Consider also the relationship of ‘science’ to ‘god’. When people use the word ‘science’ they normally mean the process of tying concepts together into theories and testing them against ‘experience’. This process (which developed during stage 3) was founded on a prior stage in human development when man began (some time during stage 1) to experience reality primarily through the concentrated, focusing, excluding and dividing mode of awareness used to perceive and isolate things from amongst the bewildering blended totality of what is going on. Man then represented these isolated things as abstract ideas, facts, measurements and symbols which he believed captured reality. As self took charge of awareness these beliefs took on new life, manifesting, on the one hand, as the gods (and God) of ancient history and, on the other, as the rational worldview of ancient history — which, ever since, have been antagonistic to each other. When Dawkins or Hitchens write books denouncing ‘God’ they attack the gods and God of supernatural religions; abstract notions based on the same faith-based science (faith in the intrinsic trustworthiness of mind-shaped objects and ideas) as their own rational universe.
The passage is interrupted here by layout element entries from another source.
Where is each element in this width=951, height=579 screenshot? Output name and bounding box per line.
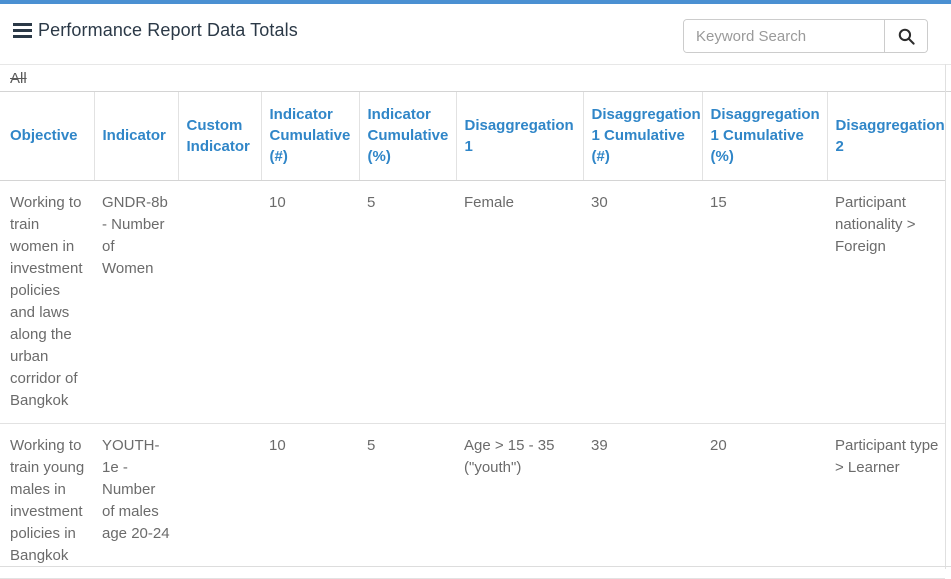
search-button[interactable] — [884, 20, 927, 52]
accent-top-bar — [0, 0, 951, 4]
cell-disaggregation-1-cumulative-pct: 15 — [702, 180, 827, 424]
report-table-wrap: Objective Indicator Custom Indicator Ind… — [0, 91, 951, 579]
search-input[interactable] — [684, 20, 884, 52]
cell-indicator-cumulative-pct: 5 — [359, 180, 456, 424]
cell-indicator-cumulative-num: 10 — [261, 180, 359, 424]
cell-objective: Working to train young males in investme… — [0, 423, 94, 579]
column-header-disaggregation-1-cumulative-num[interactable]: Disaggregation 1 Cumulative (#) — [583, 92, 703, 181]
hamburger-bar — [13, 35, 32, 38]
hamburger-bar — [13, 29, 32, 32]
content-right-border — [945, 64, 946, 569]
column-header-objective[interactable]: Objective — [0, 92, 95, 181]
cell-disaggregation-2: Participant type > Learner — [827, 423, 945, 579]
column-header-disaggregation-2[interactable]: Disaggregation 2 — [827, 92, 945, 181]
filter-bar: All — [0, 64, 951, 91]
page-title: Performance Report Data Totals — [38, 20, 298, 40]
cell-disaggregation-1-cumulative-pct: 20 — [702, 423, 827, 579]
column-header-custom-indicator[interactable]: Custom Indicator — [178, 92, 262, 181]
cell-indicator-cumulative-pct: 5 — [359, 423, 456, 579]
table-header-row: Objective Indicator Custom Indicator Ind… — [0, 92, 945, 181]
content-bottom-border — [0, 566, 951, 567]
hamburger-menu-icon[interactable] — [13, 23, 32, 38]
column-header-disaggregation-1[interactable]: Disaggregation 1 — [456, 92, 584, 181]
cell-disaggregation-1: Female — [456, 180, 583, 424]
cell-indicator: YOUTH-1e - Number of males age 20-24 — [94, 423, 178, 579]
cell-disaggregation-1-cumulative-num: 30 — [583, 180, 702, 424]
filter-all-link[interactable]: All — [10, 69, 27, 87]
search-group — [683, 19, 928, 53]
cell-disaggregation-1: Age > 15 - 35 ("youth") — [456, 423, 583, 579]
cell-custom-indicator — [178, 180, 261, 424]
column-header-disaggregation-1-cumulative-pct[interactable]: Disaggregation 1 Cumulative (%) — [702, 92, 828, 181]
cell-objective: Working to train women in investment pol… — [0, 180, 94, 424]
cell-indicator: GNDR-8b - Number of Women — [94, 180, 178, 424]
cell-custom-indicator — [178, 423, 261, 579]
cell-disaggregation-2: Participant nationality > Foreign — [827, 180, 945, 424]
cell-indicator-cumulative-num: 10 — [261, 423, 359, 579]
report-table: Objective Indicator Custom Indicator Ind… — [0, 92, 945, 579]
hamburger-bar — [13, 23, 32, 26]
column-header-indicator[interactable]: Indicator — [94, 92, 179, 181]
cell-disaggregation-1-cumulative-num: 39 — [583, 423, 702, 579]
magnifier-icon — [897, 27, 916, 46]
app-bar: Performance Report Data Totals — [0, 4, 951, 64]
table-row: Working to train women in investment pol… — [0, 180, 945, 424]
column-header-indicator-cumulative-num[interactable]: Indicator Cumulative (#) — [261, 92, 360, 181]
table-row: Working to train young males in investme… — [0, 423, 945, 579]
column-header-indicator-cumulative-pct[interactable]: Indicator Cumulative (%) — [359, 92, 457, 181]
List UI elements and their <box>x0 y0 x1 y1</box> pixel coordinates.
The preceding consciousness behind the entire history of belief-based science (x ideas capture reality) and belief-based religion (y ideas capture reality) never gets a look in, in the futile, clamorous, millennial red-herring of abstract-emotional theist-atheist debate.
This ‘preceding consciousness’, consciousness of the self, the full experience of body and context, reality as it is before mind and emotions manifest or filter it — this is the ‘stage 1’ god of pre-conquest consciousness, of the Mbuti Pygmies and the ancient Etruscans, of the Upanishads and the Gita, of Lao Tzu and Kamo no Chōmei, of Thoreau and Lawrence, of Krishnamurti and Gurdjieff. (And, if you’re interested, of me).
Experience of, or love of god, in this sense is not a question of belief. It does not reject superstition, paganism, religion, rationality or even self-absorption. It just demonstrably precedes them, that’s all.